This paper deals with the analysis of volatility persistence in 12 main cryptocurrencies (Bitcoin, Bitshare, Bytecoin, Dash, Ether, Litecoin, Monero, Nem, Ripple, Siacoin, Stellar and Tether) taking into account the possibility of structural breaks. Using fractional integration methods, the results indicate that both absolute and squared returns display long memory features, with orders of integration confirming the long memory hypothesis.

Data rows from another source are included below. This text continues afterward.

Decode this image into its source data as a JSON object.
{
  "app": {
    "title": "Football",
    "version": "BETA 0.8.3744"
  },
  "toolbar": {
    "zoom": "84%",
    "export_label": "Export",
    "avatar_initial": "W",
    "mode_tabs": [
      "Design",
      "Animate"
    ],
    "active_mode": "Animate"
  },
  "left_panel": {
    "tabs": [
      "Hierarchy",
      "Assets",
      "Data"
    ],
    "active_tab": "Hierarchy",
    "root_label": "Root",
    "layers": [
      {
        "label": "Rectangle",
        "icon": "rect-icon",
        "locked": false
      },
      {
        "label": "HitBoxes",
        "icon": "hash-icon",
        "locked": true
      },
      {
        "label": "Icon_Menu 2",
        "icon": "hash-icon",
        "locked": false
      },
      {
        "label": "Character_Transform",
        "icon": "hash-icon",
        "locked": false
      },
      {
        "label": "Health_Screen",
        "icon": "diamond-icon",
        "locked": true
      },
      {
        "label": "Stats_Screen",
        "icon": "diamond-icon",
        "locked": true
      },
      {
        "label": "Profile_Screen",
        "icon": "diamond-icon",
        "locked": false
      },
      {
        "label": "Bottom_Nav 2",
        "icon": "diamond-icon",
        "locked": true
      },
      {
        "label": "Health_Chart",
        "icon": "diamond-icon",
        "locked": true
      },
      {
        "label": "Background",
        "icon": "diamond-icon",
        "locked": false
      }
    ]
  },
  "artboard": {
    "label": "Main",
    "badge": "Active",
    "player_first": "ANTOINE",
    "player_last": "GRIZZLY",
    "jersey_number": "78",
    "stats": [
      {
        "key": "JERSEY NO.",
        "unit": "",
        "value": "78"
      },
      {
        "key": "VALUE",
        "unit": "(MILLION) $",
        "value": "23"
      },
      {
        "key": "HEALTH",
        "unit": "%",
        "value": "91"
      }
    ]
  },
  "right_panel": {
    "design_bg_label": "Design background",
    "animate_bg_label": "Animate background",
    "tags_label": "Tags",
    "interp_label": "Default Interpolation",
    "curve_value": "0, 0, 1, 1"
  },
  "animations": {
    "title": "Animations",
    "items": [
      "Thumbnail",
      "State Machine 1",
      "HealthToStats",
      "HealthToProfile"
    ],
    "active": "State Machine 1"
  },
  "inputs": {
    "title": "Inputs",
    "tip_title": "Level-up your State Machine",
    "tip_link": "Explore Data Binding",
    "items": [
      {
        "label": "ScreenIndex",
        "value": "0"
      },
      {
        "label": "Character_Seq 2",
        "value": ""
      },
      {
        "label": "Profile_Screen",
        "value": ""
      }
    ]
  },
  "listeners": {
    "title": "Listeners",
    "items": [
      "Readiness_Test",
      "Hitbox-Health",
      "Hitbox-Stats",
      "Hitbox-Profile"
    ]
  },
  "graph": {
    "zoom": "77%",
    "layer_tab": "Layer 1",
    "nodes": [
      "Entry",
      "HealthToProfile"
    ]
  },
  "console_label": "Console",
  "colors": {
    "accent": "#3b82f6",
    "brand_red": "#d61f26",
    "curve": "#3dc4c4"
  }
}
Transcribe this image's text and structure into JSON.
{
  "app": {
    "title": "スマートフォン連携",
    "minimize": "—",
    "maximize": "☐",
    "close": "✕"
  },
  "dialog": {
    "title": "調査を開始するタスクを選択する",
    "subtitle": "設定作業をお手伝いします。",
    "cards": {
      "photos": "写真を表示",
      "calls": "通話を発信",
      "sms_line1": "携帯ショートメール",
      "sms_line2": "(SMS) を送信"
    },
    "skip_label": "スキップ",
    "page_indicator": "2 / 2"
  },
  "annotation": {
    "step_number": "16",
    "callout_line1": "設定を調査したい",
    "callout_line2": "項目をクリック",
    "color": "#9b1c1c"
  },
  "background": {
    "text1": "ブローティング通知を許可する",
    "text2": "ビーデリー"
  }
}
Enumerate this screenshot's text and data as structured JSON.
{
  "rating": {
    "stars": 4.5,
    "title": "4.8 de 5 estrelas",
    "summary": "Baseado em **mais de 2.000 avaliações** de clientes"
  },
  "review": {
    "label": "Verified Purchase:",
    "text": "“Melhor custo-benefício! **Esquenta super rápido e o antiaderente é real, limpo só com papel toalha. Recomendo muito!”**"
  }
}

However, after accounting for structural breaks, we find a reduction in the degree of persistence in the cryptocurrency market. The evidence of persistence in volatility imply that market participants who want to make gains across trading scales need to factor the persistence properties of cryptocurrencies in their valuation and forecasting models since that will help improve long-term volatility market forecasts and optimal hedging decisions.

Suggested Citation

  • Abakah, Emmanuel Joel Aikins & Gil-Alana, Luis Alberiko & Madigu, Godfrey & Romero-Rojo, Fatima, 2020. "Volatility persistence in cryptocurrency markets under structural breaks," International Review of Economics & Finance, Elsevier, vol. 69(C), pages 680-691.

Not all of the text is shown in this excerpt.